Better Sleep, Fewer Colds

In my long self-experimentation paper I described how I stopped getting colds when my sleep improved due to more standing and morning light. It was easy to notice: Everyone around me was getting sick and I wasn’t. In Beijing this winter the same thing happened: Lots of people around me got colds — a friend of mine was even hospitalized — but I didn’t. This winter I continued to get lots of morning light — I cared enormously that my apartment was on the sunny side of the building — but in place of standing for 8 hours or more every day I stood on one leg four times (left leg twice, right leg twice) until exhaustion.

Plenty of other evidence links better sleep with better immune function. The latest comes from the Archives of Internal Medicine. In a survey-like experiment, researchers measured the sleep of subjects with a questionnaire for two weeks and then brought them to an isolation unit, exposed them to a cold virus, and waited to see if they developed a cold. Subjects who slept better were less likely to get a cold. It was a big effect: “Participants with less than 7 hours of sleep [per night] were 2.9 times more likely to develop a cold than those with 8 hours or more of sleep [per night].” I rarely sleep 7 hours but wake up feeling plenty rested, which suggests that my sleep is deeper than average.

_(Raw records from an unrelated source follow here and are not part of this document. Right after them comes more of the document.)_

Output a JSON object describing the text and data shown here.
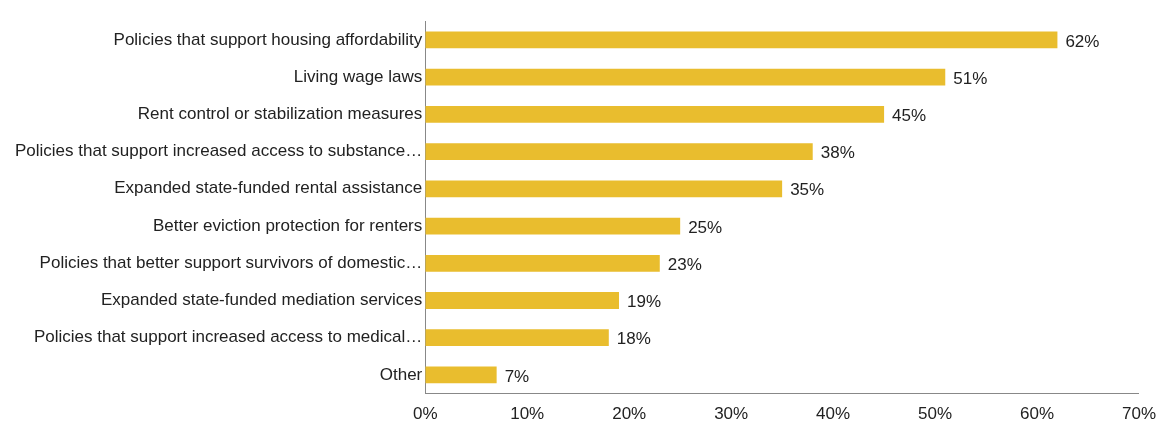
{
  "chart_data": {
    "type": "bar",
    "orientation": "horizontal",
    "categories": [
      "Policies that support housing affordability",
      "Living wage laws",
      "Rent control or stabilization measures",
      "Policies that support increased access to substance…",
      "Expanded state-funded rental assistance",
      "Better eviction protection for renters",
      "Policies that better support survivors of domestic…",
      "Expanded state-funded mediation services",
      "Policies that support increased access to medical…",
      "Other"
    ],
    "values": [
      62,
      51,
      45,
      38,
      35,
      25,
      23,
      19,
      18,
      7
    ],
    "value_labels": [
      "62%",
      "51%",
      "45%",
      "38%",
      "35%",
      "25%",
      "23%",
      "19%",
      "18%",
      "7%"
    ],
    "color": "#e9bd2e",
    "xlim": [
      0,
      70
    ],
    "xticks": [
      {
        "value": 0,
        "label": "0%"
      },
      {
        "value": 10,
        "label": "10%"
      },
      {
        "value": 20,
        "label": "20%"
      },
      {
        "value": 30,
        "label": "30%"
      },
      {
        "value": 40,
        "label": "40%"
      },
      {
        "value": 50,
        "label": "50%"
      },
      {
        "value": 60,
        "label": "60%"
      },
      {
        "value": 70,
        "label": "70%"
      }
    ],
    "grid": false,
    "legend": false
  }
}
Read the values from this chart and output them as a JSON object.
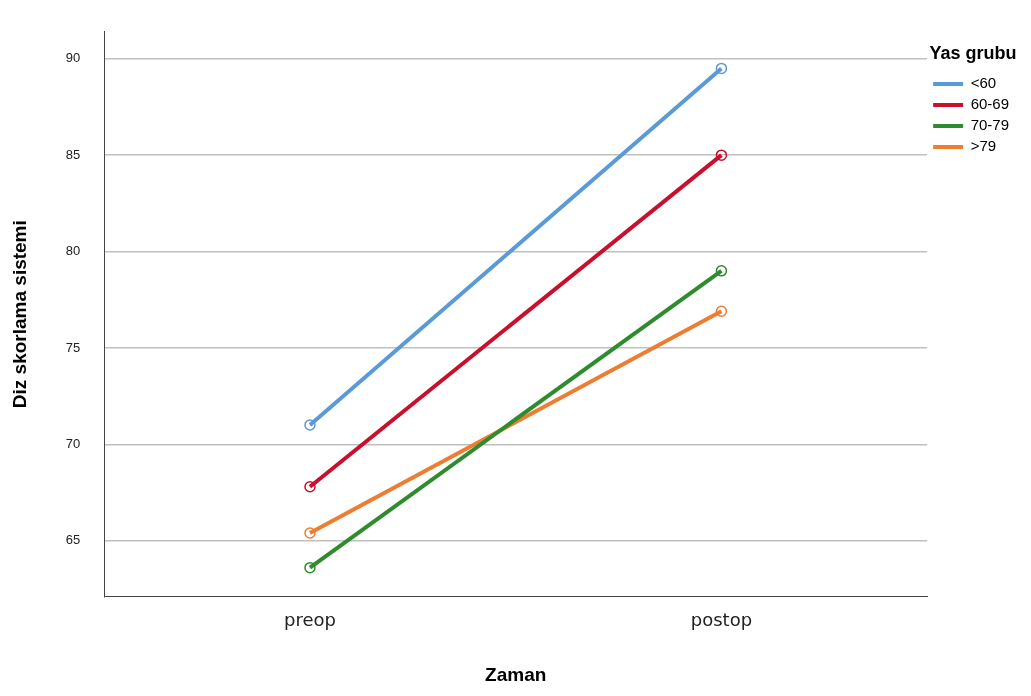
{
  "chart_data": {
    "type": "line",
    "xlabel": "Zaman",
    "ylabel": "Diz skorlama sistemi",
    "legend_title": "Yas grubu",
    "categories": [
      "preop",
      "postop"
    ],
    "series": [
      {
        "name": "<60",
        "color": "#5b9bd5",
        "values": [
          71.0,
          89.5
        ]
      },
      {
        "name": "60-69",
        "color": "#c8102e",
        "values": [
          67.8,
          85.0
        ]
      },
      {
        "name": "70-79",
        "color": "#2e8b2e",
        "values": [
          63.6,
          79.0
        ]
      },
      {
        "name": ">79",
        "color": "#ed7d31",
        "values": [
          65.4,
          76.9
        ]
      }
    ],
    "ylim": [
      62.1,
      91.4
    ],
    "yticks": [
      65,
      70,
      75,
      80,
      85,
      90
    ],
    "grid": "y",
    "legend": "top right",
    "marker": "circle",
    "line_style": "solid"
  }
}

Overall, I’m happy for the support of my findings. Better sleep has a three-fold benefit: you feel more rested (short term), you get colds less often (medium term), and your risk of heart disease goes down (long term). The morning sunlight I get corresponds to sitting outside in the shade for about two hours; the standing takes a total of about 40 minutes/day (with your leg bent most of the time). I usually watch a movie or TV at the same time and always look forward to it.

Thanks to David Cramer.

6 thoughts on “Better Sleep, Fewer Colds

  1. Hi Seth,

    Is there a way to prove that better sleep caused fewer colds rather than that more standing + sunlight themselves directly caused fewer colds?

    Nadav

  2. Two causal pathways (more sunlight –> better sleep –> fewer colds and more standing –> better sleep –> fewer colds) are supported by plenty of other evidence. The causal pathways more sunlight –> fewer colds and more standing –> fewer colds are supported by no evidence that is inconsistent with the first pathways.

  3. The morning sunlight I get corresponds to sitting outside in the shade for about two hours

    Does “corresponds” mean you actually sit outside, or that you are using a fluorescent light that’s equivalent in intensity? And, as a side issue, are you getting the “face time” within this two-hour period? Thank you.